The Animator’s Palate popcorn soup sounds weird, but it is stupendous. It is so rich and delicious, I had to restrain from licking the bowl. I did not eat the accompanying popcorn, but the corn bread was moist and still warm.
Animator’s Palate has a magical show that may override any disappointment with the meal. When you sit down, you have a paper placemat and a marker in front of you. You draw a picture and midway through the meal, everyone’s picture comes to life on the walls, interacting with other Disney characters. You even get your name in the credits.
For all its attention to detail, Disney made a rather major mistake on its children’s menus. The Mickey Mouse ears icon, designed to let kids know which items are ‘Vegetarian/Lighter Note Offering” almost always referred to a meat item.

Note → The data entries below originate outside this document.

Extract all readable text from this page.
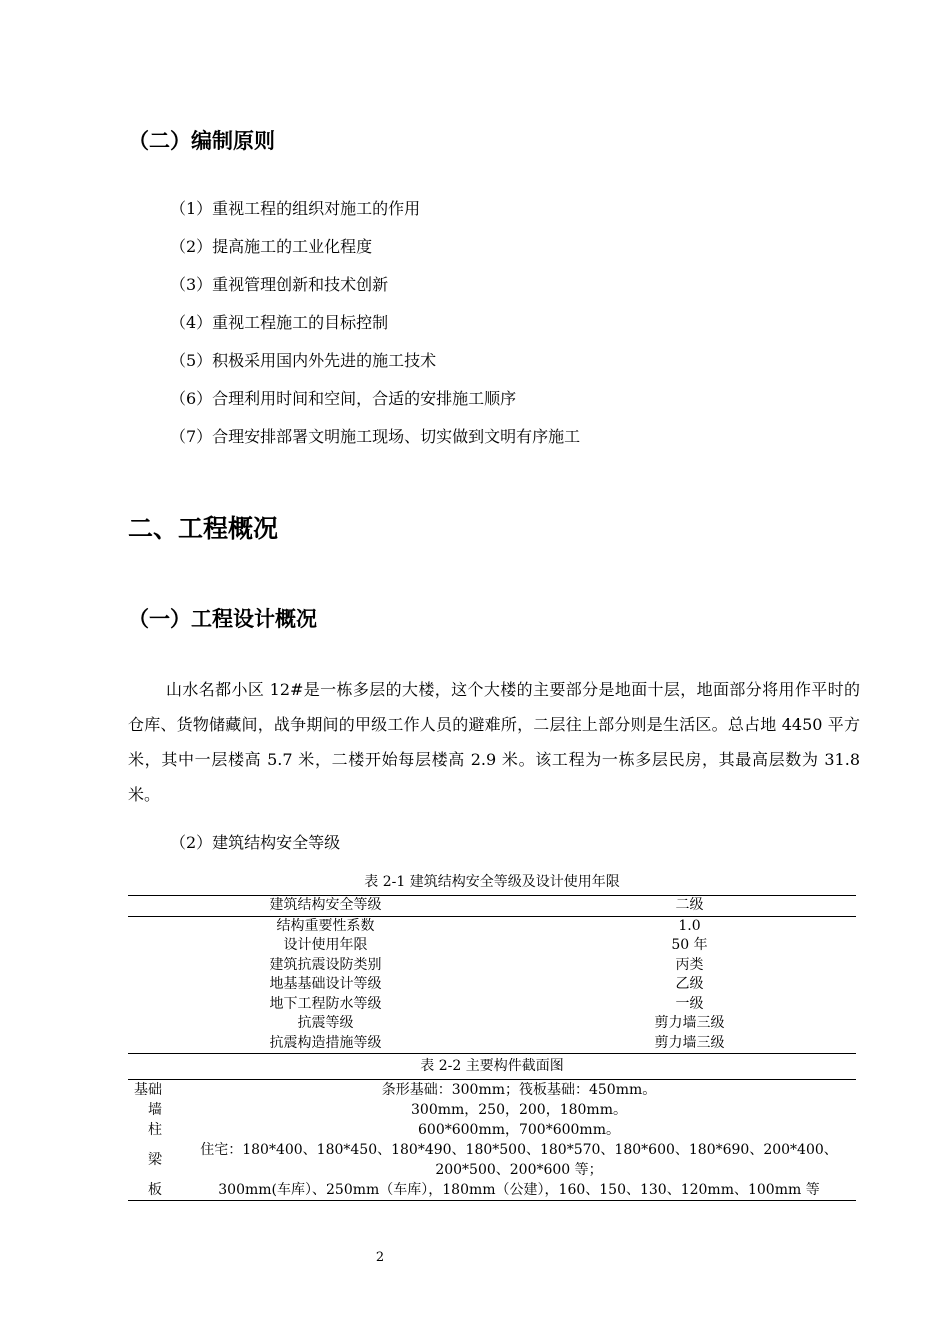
（二）编制原则
（1）重视工程的组织对施工的作用
（2）提高施工的工业化程度
（3）重视管理创新和技术创新
（4）重视工程施工的目标控制
（5）积极采用国内外先进的施工技术
（6）合理利用时间和空间，合适的安排施工顺序
（7）合理安排部署文明施工现场、切实做到文明有序施工
二、工程概况
（一）工程设计概况

山水名都小区 12#是一栋多层的大楼，这个大楼的主要部分是地面十层，地面部分将用作平时的仓库、货物储藏间，战争期间的甲级工作人员的避难所，二层往上部分则是生活区。总占地 4450 平方米，其中一层楼高 5.7 米，二楼开始每层楼高 2.9 米。该工程为一栋多层民房，其最高层数为 31.8 米。

（2）建筑结构安全等级
表 2-1 建筑结构安全等级及设计使用年限
建筑结构安全等级	二级
结构重要性系数	1.0
设计使用年限	50 年
建筑抗震设防类别	丙类
地基基础设计等级	乙级
地下工程防水等级	一级
抗震等级	剪力墙三级
抗震构造措施等级	剪力墙三级
表 2-2 主要构件截面图
基础	条形基础：300mm；筏板基础：450mm。
墙	300mm，250，200，180mm。
柱	600*600mm，700*600mm。
梁	住宅：180*400、180*450、180*490、180*500、180*570、180*600、180*690、200*400、200*500、200*600 等；
板	300mm(车库）、250mm（车库），180mm（公建），160、150、130、120mm、100mm 等
2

And are Surf & Turf or chicken with gravy (both of which received the icons) really light options?
This would be very confusing to a vegetarian child, particularly one who can’t read.
On the Animator’s Palate and Royal Court kid’s menus, exactly one entrée of seven, the mac &cheese, was vegetarian.
Of course, you can always go to the buffets, but those looking to cut calories often avoid these, with good reason. All that enticing food can lead to overeating.
At least at the Disney buffets, there are no trays so you are not tempted to overload. If you have to keep getting up to get another plate, you might think twice.
Disclaimer: I cruised on the Disney Fantasy as a media guest, part of the TravelingMom retreat. Photos were taken with a loaner HTC Rhyme smartphone.